According to data from the Association of American Railroads, there are 138,524 rail miles in the U.S.
Texas has the most with more than 10,400 miles, followed by Illinois, California, Ohio, and Pennsylvania, each with more than 5,000 miles.
In rural Pennsylvania, there are 3,070 railroad road crossings, or an average of one crossing every railroad mile. Most of the rural road/rail crossings (76 percent) are at grade, meaning there are no underpasses or overpasses across the railroad.
In urban Pennsylvania, there are 4,136 railroad road crossings, or an average of one crossing every 0.6 railroad miles. Fifty-two percent of urban crossings are at grade.

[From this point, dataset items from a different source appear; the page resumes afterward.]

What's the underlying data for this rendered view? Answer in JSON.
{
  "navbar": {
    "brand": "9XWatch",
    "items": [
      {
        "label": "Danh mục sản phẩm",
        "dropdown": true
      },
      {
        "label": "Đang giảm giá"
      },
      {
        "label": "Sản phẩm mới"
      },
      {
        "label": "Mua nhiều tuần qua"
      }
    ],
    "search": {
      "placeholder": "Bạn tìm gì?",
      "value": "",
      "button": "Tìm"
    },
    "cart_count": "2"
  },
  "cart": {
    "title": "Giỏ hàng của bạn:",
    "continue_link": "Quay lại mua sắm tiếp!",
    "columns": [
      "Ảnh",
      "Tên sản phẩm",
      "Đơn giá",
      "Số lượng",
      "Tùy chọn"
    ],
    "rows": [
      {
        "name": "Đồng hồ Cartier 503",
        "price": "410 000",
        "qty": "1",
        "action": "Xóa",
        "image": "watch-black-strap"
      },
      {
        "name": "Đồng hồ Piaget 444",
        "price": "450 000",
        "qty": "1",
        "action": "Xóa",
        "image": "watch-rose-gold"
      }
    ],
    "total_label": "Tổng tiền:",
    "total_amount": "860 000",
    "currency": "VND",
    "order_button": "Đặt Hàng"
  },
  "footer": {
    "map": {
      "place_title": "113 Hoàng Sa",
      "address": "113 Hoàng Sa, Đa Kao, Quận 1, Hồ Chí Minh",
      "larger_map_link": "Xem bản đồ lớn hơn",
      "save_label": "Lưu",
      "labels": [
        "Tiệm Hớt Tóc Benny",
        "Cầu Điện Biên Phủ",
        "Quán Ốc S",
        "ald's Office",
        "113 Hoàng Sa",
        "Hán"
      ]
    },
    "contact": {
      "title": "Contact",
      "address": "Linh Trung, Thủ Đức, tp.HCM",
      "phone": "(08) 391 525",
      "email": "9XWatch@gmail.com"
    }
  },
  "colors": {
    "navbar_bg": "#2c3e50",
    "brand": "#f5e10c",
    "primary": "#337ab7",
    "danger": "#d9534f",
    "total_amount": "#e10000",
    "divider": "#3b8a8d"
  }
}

According to PennDOT’s records, from 2010 to 2015, there were 179 vehicle crashes involving trains. Sixty-five of these crashes occurred in rural areas and resulted in nine fatalities. In urban areas, there were 114 vehicle/train crashes that resulted in seven fatalities.
In rural Pennsylvania, 1.3 million residents, or 38 percent of the rural population, live within one mile of an active railroad. In urban Pennsylvania, there are nearly 5.2 million residents, or 56 percent of the urban population, living within one mile of a railroad.